## Sparse Tsetlin Machine training on IMDB

This notebook gives an example for using the Sparse Tsetlin Machine from green-tsetlin on the **IMDB sentiment dataset**.

In [4]:
import numpy as np

seed = 42
rng = np.random.default_rng(seed)

### Sklearn CountVectorizer

With sklearn CountVectorizer, we can transform the data into bag-of-words.

E.g the input text "I love swimming in the ocean" is transformed to : [0, 1, 1, 1, 0, 0] \
This vector is based on the vocabulary of the CountVectorizer, e.g ["dogs", "love", "ocean", "swimming", "biking", "movie"] \
We obtain the vocabulary by fitting the data. This gives us words / tokens that occur in the data.

In [5]:
from sklearn.feature_extraction.text import CountVectorizer
from sklearn.model_selection import train_test_split
import datasets

imdb = datasets.load_dataset('imdb')
x, y = imdb['train']['text'], imdb['train']['label']

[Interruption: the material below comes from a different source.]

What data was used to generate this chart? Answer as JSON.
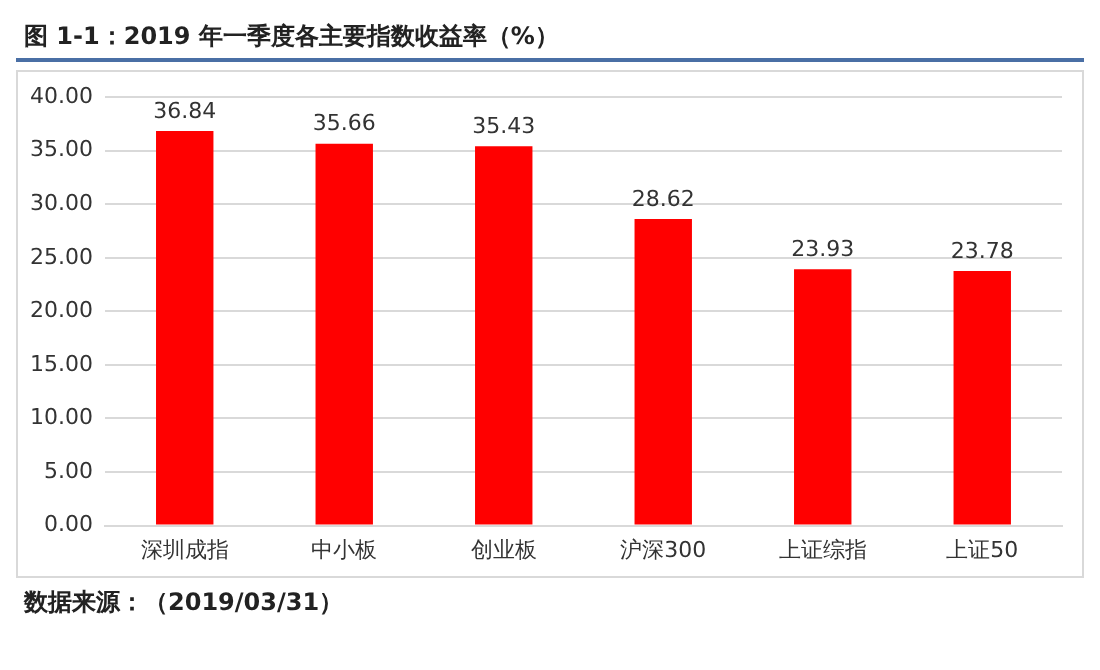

vectorizer = CountVectorizer(ngram_range=(1, 3), binary=True, lowercase=True, max_features=30000)
vectorizer.fit(x)

x_bin = vectorizer.transform(x).toarray().astype(np.uint8)
y = np.array(y).astype(np.uint32)

shuffle_index = [i for i in range(len(x))]
rng.shuffle(shuffle_index)

x_bin = x_bin[shuffle_index]
y = y[shuffle_index]


print(np.unique(y, return_counts=True))

train_x_bin, val_x_bin, train_y, val_y = train_test_split(x_bin, y, test_size=0.2, random_state=seed, shuffle=True)

(array([0, 1], dtype=uint32), array([12500, 12500]))

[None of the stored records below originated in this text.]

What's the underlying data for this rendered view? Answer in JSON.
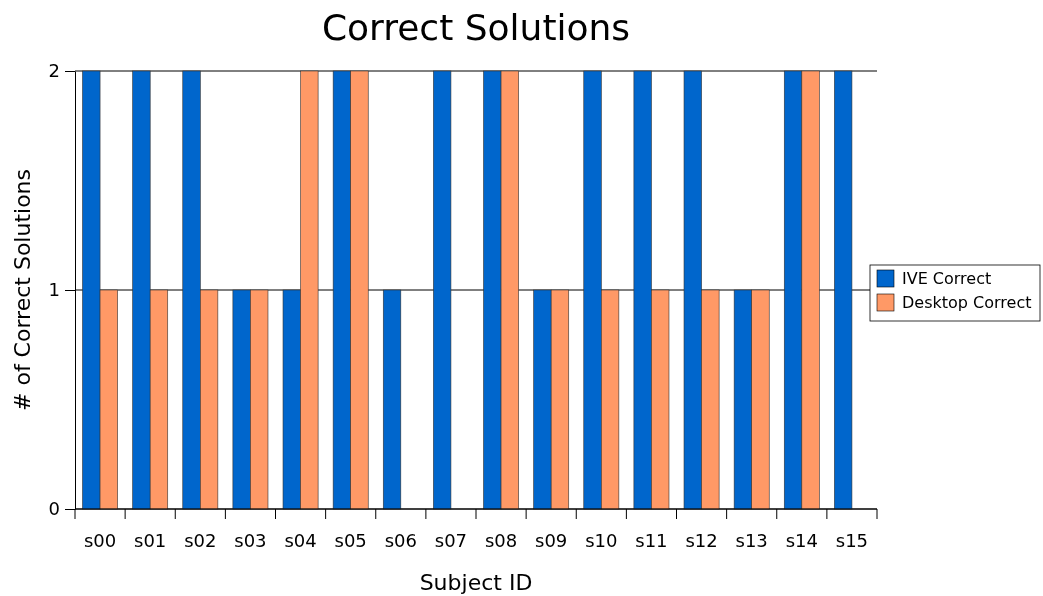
{
  "chart_data": {
    "type": "bar",
    "title": "Correct Solutions",
    "xlabel": "Subject ID",
    "ylabel": "# of Correct Solutions",
    "categories": [
      "s00",
      "s01",
      "s02",
      "s03",
      "s04",
      "s05",
      "s06",
      "s07",
      "s08",
      "s09",
      "s10",
      "s11",
      "s12",
      "s13",
      "s14",
      "s15"
    ],
    "series": [
      {
        "name": "IVE Correct",
        "color": "#0066cc",
        "values": [
          2,
          2,
          2,
          1,
          1,
          2,
          1,
          2,
          2,
          1,
          2,
          2,
          2,
          1,
          2,
          2
        ]
      },
      {
        "name": "Desktop Correct",
        "color": "#ff9966",
        "values": [
          1,
          1,
          1,
          1,
          2,
          2,
          0,
          0,
          2,
          1,
          1,
          1,
          1,
          1,
          2,
          0
        ]
      }
    ],
    "ylim": [
      0,
      2
    ],
    "yticks": [
      0,
      1,
      2
    ],
    "grid": "y",
    "legend": "right"
  }
}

### Install the green-tsetlin package using pip

In [6]:
# pip install green-tsetlin

In [None]:
from green_tsetlin.sparse_tsetlin_machine import SparseTsetlinMachine
from green_tsetlin.trainer import Trainer

n_clauses = 1000
s = 2.0
threshold = 2000
boost_true_positive_feedback = 1
literal_budget = 6
dynamic_AL = True
AL_size = 100
clause_size = 50
lower_ta_threshold = -40

tm = SparseTsetlinMachine(n_literals=train_x_bin.shape[1],
                          n_clauses=n_clauses,
                          s=s,
                          threshold=threshold,
                          boost_true_positive=boost_true_positive_feedback,
                          literal_budget=literal_budget,
                          dynamic_AL=dynamic_AL)